Polar Coordinate System - History

History

See also: History of trigonometric functions

The concepts of angle and radius were already used by ancient peoples of the 1st millennium BCE. The Greek astronomer and astrologer Hipparchus (190–120 BCE) created a table of chord functions giving the length of the chord for each angle, and there are references to his using polar coordinates in establishing stellar positions. In On Spirals, Archimedes describes the Archimedean spiral, a function whose radius depends on the angle. The Greek work, however, did not extend to a full coordinate system.

From the 8th century CE onward, astronomers developed methods for approximating and calculating the direction to Makkah (qibla)—and its distance—from any location on the Earth. From the 9th century onward they were using spherical trigonometry and map projection methods to determine these quantities accurately. The calculation is essentially the conversion of the equatorial polar coordinates of Mecca (i.e. its longitude and latitude) to its polar coordinates (i.e. its qibla and distance) relative to a system whose reference meridian is the great circle through the given location and the Earth's poles, and whose polar axis is the line through the location and its antipodal point.

There are various accounts of the introduction of polar coordinates as part of a formal coordinate system. The full history of the subject is described in Harvard professor Julian Lowell Coolidge's Origin of Polar Coordinates. Grégoire de Saint-Vincent and Bonaventura Cavalieri independently introduced the concepts in the mid-seventeenth century.
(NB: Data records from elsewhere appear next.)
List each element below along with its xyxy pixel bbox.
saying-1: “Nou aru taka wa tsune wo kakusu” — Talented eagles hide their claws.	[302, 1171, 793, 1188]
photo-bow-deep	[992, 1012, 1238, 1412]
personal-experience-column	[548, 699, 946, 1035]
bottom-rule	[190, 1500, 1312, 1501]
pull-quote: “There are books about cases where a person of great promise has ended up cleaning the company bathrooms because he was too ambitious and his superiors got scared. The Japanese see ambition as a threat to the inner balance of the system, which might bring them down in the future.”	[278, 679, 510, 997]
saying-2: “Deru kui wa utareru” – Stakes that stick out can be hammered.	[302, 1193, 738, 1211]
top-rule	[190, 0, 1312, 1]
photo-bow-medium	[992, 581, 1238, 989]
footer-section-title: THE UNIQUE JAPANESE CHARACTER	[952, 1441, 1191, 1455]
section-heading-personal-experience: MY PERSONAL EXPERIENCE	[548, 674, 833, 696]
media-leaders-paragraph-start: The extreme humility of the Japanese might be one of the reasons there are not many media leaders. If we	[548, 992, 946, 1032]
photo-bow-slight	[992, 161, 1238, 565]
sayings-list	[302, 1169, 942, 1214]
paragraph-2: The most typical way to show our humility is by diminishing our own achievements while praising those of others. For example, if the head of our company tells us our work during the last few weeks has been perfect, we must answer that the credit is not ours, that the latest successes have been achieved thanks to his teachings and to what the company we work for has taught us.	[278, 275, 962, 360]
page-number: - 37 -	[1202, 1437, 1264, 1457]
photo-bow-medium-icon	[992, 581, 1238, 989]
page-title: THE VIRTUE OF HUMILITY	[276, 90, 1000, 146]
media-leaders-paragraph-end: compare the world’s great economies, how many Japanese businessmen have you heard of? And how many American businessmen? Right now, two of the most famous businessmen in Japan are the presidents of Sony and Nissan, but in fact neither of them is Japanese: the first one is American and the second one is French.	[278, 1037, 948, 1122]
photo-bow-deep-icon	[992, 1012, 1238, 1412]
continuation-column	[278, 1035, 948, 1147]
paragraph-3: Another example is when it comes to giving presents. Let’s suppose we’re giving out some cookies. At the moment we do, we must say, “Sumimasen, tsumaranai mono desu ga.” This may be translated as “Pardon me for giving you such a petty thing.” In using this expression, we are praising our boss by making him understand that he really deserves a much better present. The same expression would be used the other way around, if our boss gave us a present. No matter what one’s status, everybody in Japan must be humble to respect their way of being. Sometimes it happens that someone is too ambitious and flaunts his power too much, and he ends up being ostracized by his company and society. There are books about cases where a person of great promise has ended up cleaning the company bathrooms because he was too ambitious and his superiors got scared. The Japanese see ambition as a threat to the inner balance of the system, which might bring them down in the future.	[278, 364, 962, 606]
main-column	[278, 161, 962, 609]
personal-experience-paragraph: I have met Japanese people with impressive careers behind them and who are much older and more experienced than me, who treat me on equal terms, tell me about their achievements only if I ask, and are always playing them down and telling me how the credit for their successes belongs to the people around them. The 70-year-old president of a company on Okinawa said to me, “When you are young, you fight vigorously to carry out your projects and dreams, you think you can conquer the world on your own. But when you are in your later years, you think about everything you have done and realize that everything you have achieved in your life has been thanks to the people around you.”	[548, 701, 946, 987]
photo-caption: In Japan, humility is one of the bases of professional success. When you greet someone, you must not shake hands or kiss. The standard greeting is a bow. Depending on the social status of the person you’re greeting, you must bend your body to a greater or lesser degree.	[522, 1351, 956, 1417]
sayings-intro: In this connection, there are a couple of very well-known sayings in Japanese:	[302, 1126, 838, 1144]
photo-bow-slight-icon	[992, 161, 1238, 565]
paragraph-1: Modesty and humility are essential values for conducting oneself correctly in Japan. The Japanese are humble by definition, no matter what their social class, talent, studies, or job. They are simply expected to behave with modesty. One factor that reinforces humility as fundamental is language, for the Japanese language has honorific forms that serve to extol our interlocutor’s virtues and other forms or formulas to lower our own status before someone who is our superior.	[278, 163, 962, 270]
Saint-Vincent wrote about them privately in 1625 and published his work in 1647, while Cavalieri published his in 1635 with a corrected version appearing in 1653. Cavalieri first used polar coordinates to solve a problem relating to the area within an Archimedean spiral. Blaise Pascal subsequently used polar coordinates to calculate the length of parabolic arcs.

In Method of Fluxions (written 1671, published 1736), Sir Isaac Newton examined the transformations between polar coordinates, which he referred to as the "Seventh Manner; For Spirals", and nine other coordinate systems. In the journal Acta Eruditorum (1691), Jacob Bernoulli used a system with a point on a line, called the pole and polar axis respectively. Coordinates were specified by the distance from the pole and the angle from the polar axis. Bernoulli's work extended to finding the radius of curvature of curves expressed in these coordinates.

The actual term polar coordinates has been attributed to Gregorio Fontana and was used by 18th-century Italian writers. The term appeared in English in George Peacock's 1816 translation of Lacroix's Differential and Integral Calculus. Alexis Clairaut was the first to think of polar coordinates in three dimensions, and Leonhard Euler was the first to actually develop them.